In Hebrew, the sacred, divine name of God is spelled with four Hebrew letters: yod, hei, vav, and hei, or, in English, YHVH. This four-lettered name is called the tetragrammaton, which means “four letters.”
This name, YHVH, is found 6,823 times in the Hebrew Bible. Hebrew scholars and rabbis all agree that the exact pronunciation of these four letters has been lost throughout the centuries. Some suggest the name is pronounced Yehovah or Yahweh, while westerners say Jehovah, replacing the first letter Y (yud in Hebrew) with the English letter J, which does not exist in the Hebrew alphabet.
It is Jewish practice never to write this sacred name, but to replace it with the name Adonai, meaning, “the Lord.” There is also a rabbinical tradition of saying God’s name simply as Ha-Shem, meaning “the Name.”
The Jewish Mishna teaches that the high priest would pronounce the tetragrammaton when pronouncing the priestly blessing (Num. 6:24-27). However, outside of the temple, the name was replaced with Adonai.
The Mishna also teaches that on the Day of Atonement (Yom Kippur), the sacred name was spoken, causing the people to fall upon their faces and begin blessing the name of the Lord.
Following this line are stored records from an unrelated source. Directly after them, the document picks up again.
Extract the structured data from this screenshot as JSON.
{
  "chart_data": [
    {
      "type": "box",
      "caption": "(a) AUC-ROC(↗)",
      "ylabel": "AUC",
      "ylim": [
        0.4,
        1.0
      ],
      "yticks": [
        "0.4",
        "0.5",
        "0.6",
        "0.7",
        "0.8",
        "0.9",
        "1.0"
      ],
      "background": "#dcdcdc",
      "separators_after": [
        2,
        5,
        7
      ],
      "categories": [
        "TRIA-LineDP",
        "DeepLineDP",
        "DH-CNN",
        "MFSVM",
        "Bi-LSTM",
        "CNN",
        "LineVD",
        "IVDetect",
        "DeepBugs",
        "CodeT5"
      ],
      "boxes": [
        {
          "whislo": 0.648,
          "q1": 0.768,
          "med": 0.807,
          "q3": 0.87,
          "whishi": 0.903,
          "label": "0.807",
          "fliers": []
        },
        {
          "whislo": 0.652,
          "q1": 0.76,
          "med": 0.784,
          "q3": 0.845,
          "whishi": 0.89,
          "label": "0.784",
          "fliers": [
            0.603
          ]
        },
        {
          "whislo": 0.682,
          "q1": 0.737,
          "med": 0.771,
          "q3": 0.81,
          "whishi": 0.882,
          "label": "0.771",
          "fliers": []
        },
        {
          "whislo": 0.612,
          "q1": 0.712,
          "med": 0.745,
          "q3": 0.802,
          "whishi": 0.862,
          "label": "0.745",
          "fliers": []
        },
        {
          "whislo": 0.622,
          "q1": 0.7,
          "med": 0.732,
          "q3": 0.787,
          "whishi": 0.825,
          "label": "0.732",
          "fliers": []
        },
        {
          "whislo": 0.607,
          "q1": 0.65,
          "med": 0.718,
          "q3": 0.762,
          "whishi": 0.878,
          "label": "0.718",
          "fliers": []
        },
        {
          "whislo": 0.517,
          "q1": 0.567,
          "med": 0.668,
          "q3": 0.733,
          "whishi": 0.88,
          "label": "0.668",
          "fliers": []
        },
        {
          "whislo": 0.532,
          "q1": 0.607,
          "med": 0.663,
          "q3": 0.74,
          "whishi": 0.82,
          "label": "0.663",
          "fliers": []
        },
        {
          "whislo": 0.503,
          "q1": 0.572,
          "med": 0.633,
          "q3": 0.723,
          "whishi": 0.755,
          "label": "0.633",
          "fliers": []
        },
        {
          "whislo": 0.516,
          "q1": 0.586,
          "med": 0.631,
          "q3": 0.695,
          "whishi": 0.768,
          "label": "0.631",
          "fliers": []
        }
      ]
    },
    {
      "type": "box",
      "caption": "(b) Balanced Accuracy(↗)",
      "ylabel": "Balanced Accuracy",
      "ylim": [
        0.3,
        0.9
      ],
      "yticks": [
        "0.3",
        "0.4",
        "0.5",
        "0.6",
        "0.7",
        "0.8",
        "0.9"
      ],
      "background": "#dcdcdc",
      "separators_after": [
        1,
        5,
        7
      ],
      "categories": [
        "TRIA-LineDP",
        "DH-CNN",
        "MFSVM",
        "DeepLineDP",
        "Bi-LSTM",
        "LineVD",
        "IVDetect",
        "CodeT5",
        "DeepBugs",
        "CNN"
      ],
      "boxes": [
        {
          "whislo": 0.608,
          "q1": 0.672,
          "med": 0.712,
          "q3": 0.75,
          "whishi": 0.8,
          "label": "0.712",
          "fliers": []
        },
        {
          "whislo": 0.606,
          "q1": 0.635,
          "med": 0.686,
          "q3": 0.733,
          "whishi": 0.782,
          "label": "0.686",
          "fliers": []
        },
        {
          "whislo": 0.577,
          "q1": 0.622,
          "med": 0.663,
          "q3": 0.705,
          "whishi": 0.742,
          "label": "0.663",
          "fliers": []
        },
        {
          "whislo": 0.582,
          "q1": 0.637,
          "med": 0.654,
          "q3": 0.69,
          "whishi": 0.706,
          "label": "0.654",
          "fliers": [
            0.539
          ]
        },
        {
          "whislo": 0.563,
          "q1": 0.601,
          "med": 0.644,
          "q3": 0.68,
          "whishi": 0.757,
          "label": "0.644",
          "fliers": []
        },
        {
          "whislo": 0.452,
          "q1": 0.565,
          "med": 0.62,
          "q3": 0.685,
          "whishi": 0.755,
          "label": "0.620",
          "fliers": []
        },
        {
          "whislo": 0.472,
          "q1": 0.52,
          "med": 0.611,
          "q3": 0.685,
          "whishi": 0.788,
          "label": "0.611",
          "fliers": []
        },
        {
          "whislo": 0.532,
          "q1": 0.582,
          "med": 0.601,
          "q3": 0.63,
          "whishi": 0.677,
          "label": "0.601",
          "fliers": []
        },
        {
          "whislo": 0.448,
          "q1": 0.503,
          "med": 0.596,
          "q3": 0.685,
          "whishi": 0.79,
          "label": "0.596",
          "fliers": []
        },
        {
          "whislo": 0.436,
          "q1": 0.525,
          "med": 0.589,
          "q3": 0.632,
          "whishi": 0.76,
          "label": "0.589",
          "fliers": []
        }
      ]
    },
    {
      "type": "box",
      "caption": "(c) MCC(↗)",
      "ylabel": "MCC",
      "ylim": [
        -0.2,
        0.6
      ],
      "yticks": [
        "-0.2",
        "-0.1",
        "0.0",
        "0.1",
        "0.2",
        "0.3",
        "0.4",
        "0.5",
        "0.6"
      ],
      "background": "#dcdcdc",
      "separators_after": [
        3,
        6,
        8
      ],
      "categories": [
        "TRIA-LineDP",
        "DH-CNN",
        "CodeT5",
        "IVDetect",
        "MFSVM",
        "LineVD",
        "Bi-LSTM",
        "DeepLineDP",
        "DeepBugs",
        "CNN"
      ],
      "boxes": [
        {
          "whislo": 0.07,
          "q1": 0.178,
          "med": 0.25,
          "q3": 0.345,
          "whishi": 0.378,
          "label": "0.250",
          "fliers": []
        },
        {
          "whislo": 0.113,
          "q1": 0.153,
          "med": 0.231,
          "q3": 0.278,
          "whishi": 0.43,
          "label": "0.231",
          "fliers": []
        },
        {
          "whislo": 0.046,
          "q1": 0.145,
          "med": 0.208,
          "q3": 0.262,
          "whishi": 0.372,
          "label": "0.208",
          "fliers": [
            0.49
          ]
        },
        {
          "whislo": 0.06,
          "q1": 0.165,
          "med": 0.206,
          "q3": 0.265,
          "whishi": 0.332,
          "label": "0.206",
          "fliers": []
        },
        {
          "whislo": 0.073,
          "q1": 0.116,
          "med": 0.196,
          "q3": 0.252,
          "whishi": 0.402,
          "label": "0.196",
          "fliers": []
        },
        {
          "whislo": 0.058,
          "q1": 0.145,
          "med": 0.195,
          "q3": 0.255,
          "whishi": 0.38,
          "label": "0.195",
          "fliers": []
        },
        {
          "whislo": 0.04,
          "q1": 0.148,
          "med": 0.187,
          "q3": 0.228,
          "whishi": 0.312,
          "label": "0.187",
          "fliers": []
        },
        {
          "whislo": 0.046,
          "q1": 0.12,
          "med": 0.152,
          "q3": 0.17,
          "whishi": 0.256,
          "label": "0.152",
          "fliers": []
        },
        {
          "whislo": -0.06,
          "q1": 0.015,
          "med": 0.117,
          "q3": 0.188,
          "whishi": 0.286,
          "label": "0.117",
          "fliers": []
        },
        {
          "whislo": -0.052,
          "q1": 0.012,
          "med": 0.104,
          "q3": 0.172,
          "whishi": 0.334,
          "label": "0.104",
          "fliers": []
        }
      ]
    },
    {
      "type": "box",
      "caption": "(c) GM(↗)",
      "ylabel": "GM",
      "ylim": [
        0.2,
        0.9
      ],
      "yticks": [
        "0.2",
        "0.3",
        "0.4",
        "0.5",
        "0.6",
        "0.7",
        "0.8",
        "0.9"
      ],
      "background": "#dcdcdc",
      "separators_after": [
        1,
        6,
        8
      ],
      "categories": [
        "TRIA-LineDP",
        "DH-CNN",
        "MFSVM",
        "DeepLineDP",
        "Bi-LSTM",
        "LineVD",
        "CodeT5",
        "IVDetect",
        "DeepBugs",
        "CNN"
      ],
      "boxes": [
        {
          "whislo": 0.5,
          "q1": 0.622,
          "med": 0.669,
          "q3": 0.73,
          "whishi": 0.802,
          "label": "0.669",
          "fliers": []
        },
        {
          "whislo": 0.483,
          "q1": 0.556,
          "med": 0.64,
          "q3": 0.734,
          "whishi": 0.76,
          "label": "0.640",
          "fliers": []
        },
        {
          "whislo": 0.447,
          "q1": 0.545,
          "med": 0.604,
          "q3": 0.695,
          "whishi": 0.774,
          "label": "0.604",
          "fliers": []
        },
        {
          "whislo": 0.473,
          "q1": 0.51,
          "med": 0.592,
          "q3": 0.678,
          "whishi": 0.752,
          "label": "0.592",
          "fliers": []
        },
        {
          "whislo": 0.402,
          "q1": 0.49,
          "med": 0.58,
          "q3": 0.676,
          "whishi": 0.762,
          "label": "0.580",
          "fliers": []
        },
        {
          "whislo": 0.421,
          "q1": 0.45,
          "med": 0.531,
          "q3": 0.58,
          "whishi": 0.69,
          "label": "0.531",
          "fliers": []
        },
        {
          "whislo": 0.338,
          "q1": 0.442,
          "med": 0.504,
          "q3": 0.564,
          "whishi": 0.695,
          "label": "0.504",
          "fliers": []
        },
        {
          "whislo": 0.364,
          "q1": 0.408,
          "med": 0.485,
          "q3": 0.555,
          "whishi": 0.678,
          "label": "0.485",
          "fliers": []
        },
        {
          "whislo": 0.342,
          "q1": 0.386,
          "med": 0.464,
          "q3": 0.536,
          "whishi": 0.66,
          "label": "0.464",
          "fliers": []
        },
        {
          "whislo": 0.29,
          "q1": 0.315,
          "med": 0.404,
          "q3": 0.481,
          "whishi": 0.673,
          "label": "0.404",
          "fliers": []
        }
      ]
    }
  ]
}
If you have ever read a Jewish religious book, you will notice something that appears odd to non-Jewish readers. When writing the name GOD, the Jewish writer will leave out the O and write it G-D. One reason is because if the paper gets lost, erased, or placed in the garbage, God’s name has not been fully written; therefore, it is not defiled. The same is true if it were written fully on paper; they do not wish to erase or defile God’s name.